An Arab-American charged that FBI agents illegally searched and vandalized his apartment, stole items and called him a terrorist. The Arab-American claims the FBI recruited a friend to plant drugs in his home, which the FBI again raided four months later, arresting him.

Tim Edgar, spokesman for the American Civil Liberties Union, said the search and vandalism complaint is consistent with numerous others received by his organization.

“These complaints are serious and they need to be investigated at higher levels,” Mr. Edgar said.

“Instead, we see from the Justice Department they minimize and downplay the seriousness of the problems they have, and are still viewing this as a PR problem rather than the individual civil liberties and civil rights every American is guaranteed,” Mr. Edgar said.

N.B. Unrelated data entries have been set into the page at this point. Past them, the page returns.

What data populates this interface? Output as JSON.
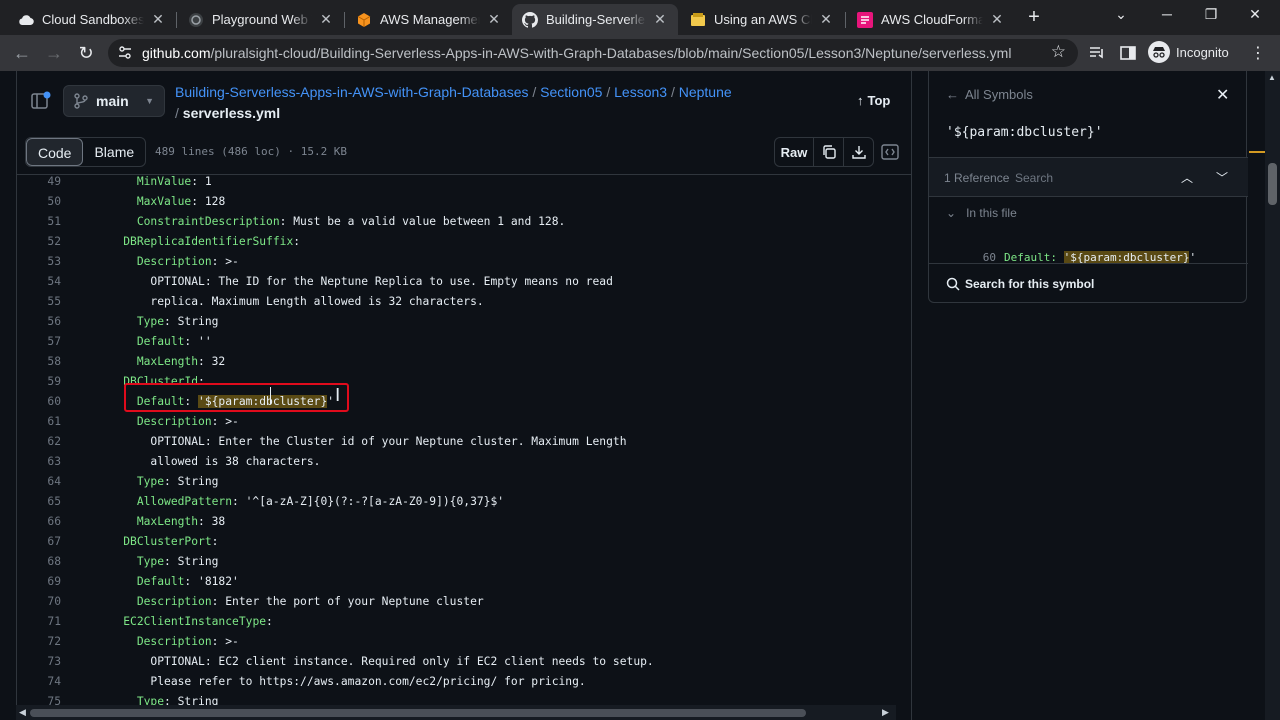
{
  "browser": {
    "tabs": [
      {
        "title": "Cloud Sandboxes - ",
        "icon": "cloud-icon",
        "active": false
      },
      {
        "title": "Playground Web Te",
        "icon": "playground-icon",
        "active": false
      },
      {
        "title": "AWS Management",
        "icon": "aws-cube-icon",
        "active": false
      },
      {
        "title": "Building-Serverless",
        "icon": "github-icon",
        "active": true
      },
      {
        "title": "Using an AWS Clou",
        "icon": "aws-doc-icon",
        "active": false
      },
      {
        "title": "AWS CloudFormatio",
        "icon": "cloudformation-icon",
        "active": false
      }
    ],
    "url_host": "github.com",
    "url_path": "/pluralsight-cloud/Building-Serverless-Apps-in-AWS-with-Graph-Databases/blob/main/Section05/Lesson3/Neptune/serverless.yml",
    "profile_label": "Incognito"
  },
  "repo": {
    "branch": "main",
    "breadcrumb": [
      {
        "label": "Building-Serverless-Apps-in-AWS-with-Graph-Databases"
      },
      {
        "label": "Section05"
      },
      {
        "label": "Lesson3"
      },
      {
        "label": "Neptune"
      }
    ],
    "separator": "/",
    "file_name": "serverless.yml",
    "top_label": "Top"
  },
  "file_toolbar": {
    "code_label": "Code",
    "blame_label": "Blame",
    "meta": "489 lines (486 loc) · 15.2 KB",
    "raw_label": "Raw"
  },
  "code_lines": [
    {
      "n": "49",
      "indent": "      ",
      "key": "MinValue",
      "rest": ": 1"
    },
    {
      "n": "50",
      "indent": "      ",
      "key": "MaxValue",
      "rest": ": 128"
    },
    {
      "n": "51",
      "indent": "      ",
      "key": "ConstraintDescription",
      "rest": ": Must be a valid value between 1 and 128."
    },
    {
      "n": "52",
      "indent": "    ",
      "key": "DBReplicaIdentifierSuffix",
      "rest": ":"
    },
    {
      "n": "53",
      "indent": "      ",
      "key": "Description",
      "rest": ": >-"
    },
    {
      "n": "54",
      "indent": "        ",
      "key": "",
      "rest": "OPTIONAL: The ID for the Neptune Replica to use. Empty means no read"
    },
    {
      "n": "55",
      "indent": "        ",
      "key": "",
      "rest": "replica. Maximum Length allowed is 32 characters."
    },
    {
      "n": "56",
      "indent": "      ",
      "key": "Type",
      "rest": ": String"
    },
    {
      "n": "57",
      "indent": "      ",
      "key": "Default",
      "rest": ": ''"
    },
    {
      "n": "58",
      "indent": "      ",
      "key": "MaxLength",
      "rest": ": 32"
    },
    {
      "n": "59",
      "indent": "    ",
      "key": "DBClusterId",
      "rest": ":"
    },
    {
      "n": "60",
      "indent": "      ",
      "key": "Default",
      "rest": ": ",
      "hl": "'${param:dbcluster}",
      "tail": "'"
    },
    {
      "n": "61",
      "indent": "      ",
      "key": "Description",
      "rest": ": >-"
    },
    {
      "n": "62",
      "indent": "        ",
      "key": "",
      "rest": "OPTIONAL: Enter the Cluster id of your Neptune cluster. Maximum Length"
    },
    {
      "n": "63",
      "indent": "        ",
      "key": "",
      "rest": "allowed is 38 characters."
    },
    {
      "n": "64",
      "indent": "      ",
      "key": "Type",
      "rest": ": String"
    },
    {
      "n": "65",
      "indent": "      ",
      "key": "AllowedPattern",
      "rest": ": '^[a-zA-Z]{0}(?:-?[a-zA-Z0-9]){0,37}$'"
    },
    {
      "n": "66",
      "indent": "      ",
      "key": "MaxLength",
      "rest": ": 38"
    },
    {
      "n": "67",
      "indent": "    ",
      "key": "DBClusterPort",
      "rest": ":"
    },
    {
      "n": "68",
      "indent": "      ",
      "key": "Type",
      "rest": ": String"
    },
    {
      "n": "69",
      "indent": "      ",
      "key": "Default",
      "rest": ": '8182'"
    },
    {
      "n": "70",
      "indent": "      ",
      "key": "Description",
      "rest": ": Enter the port of your Neptune cluster"
    },
    {
      "n": "71",
      "indent": "    ",
      "key": "EC2ClientInstanceType",
      "rest": ":"
    },
    {
      "n": "72",
      "indent": "      ",
      "key": "Description",
      "rest": ": >-"
    },
    {
      "n": "73",
      "indent": "        ",
      "key": "",
      "rest": "OPTIONAL: EC2 client instance. Required only if EC2 client needs to setup."
    },
    {
      "n": "74",
      "indent": "        ",
      "key": "",
      "rest": "Please refer to https://aws.amazon.com/ec2/pricing/ for pricing."
    },
    {
      "n": "75",
      "indent": "      ",
      "key": "Type",
      "rest": ": String"
    }
  ],
  "symbols": {
    "back_label": "All Symbols",
    "symbol_name": "'${param:dbcluster}'",
    "ref_count": "1 Reference",
    "search_placeholder": "Search",
    "in_this_file": "In this file",
    "ref_line_num": "60",
    "ref_key": "Default:",
    "ref_value": "'${param:dbcluster}",
    "ref_tail": "'",
    "search_symbol_label": "Search for this symbol"
  },
  "colors": {
    "accent_link": "#4493f8",
    "yaml_key": "#7ee787",
    "highlight": "#5a4a14",
    "annotation_box": "#e00b1c"
  }
}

Of the 34 complaints, 28 possible Patriot Act violations were forwarded to different internal-affairs offices of the Justice Department. Two complaints were forwarded to the FBI, including charges by a naturalized U.S. citizen of Lebanese descent who said agents “invaded his home based on false information and wrongly accused him of possessing an AK-47 firearm.”

Numerous complaints were also forwarded to federal immigration officials, including one in which a family says they were detained for three hours at an airport, questioned, fingerprinted and not given food or water.

Another complaint says an immigration employee “treated an individual rudely in front of others and asked if he ‘wanted to kill Christians and Jews.’”

Nearly 400 complaints determined to be “unrelated” were set aside. Those include “individuals who claim they are under 24-hour surveillance by the CIA or other governmental agencies; individuals who allege their e-mails and phone calls are being intercepted; and non-detained individuals who claim they are being tortured by the government.”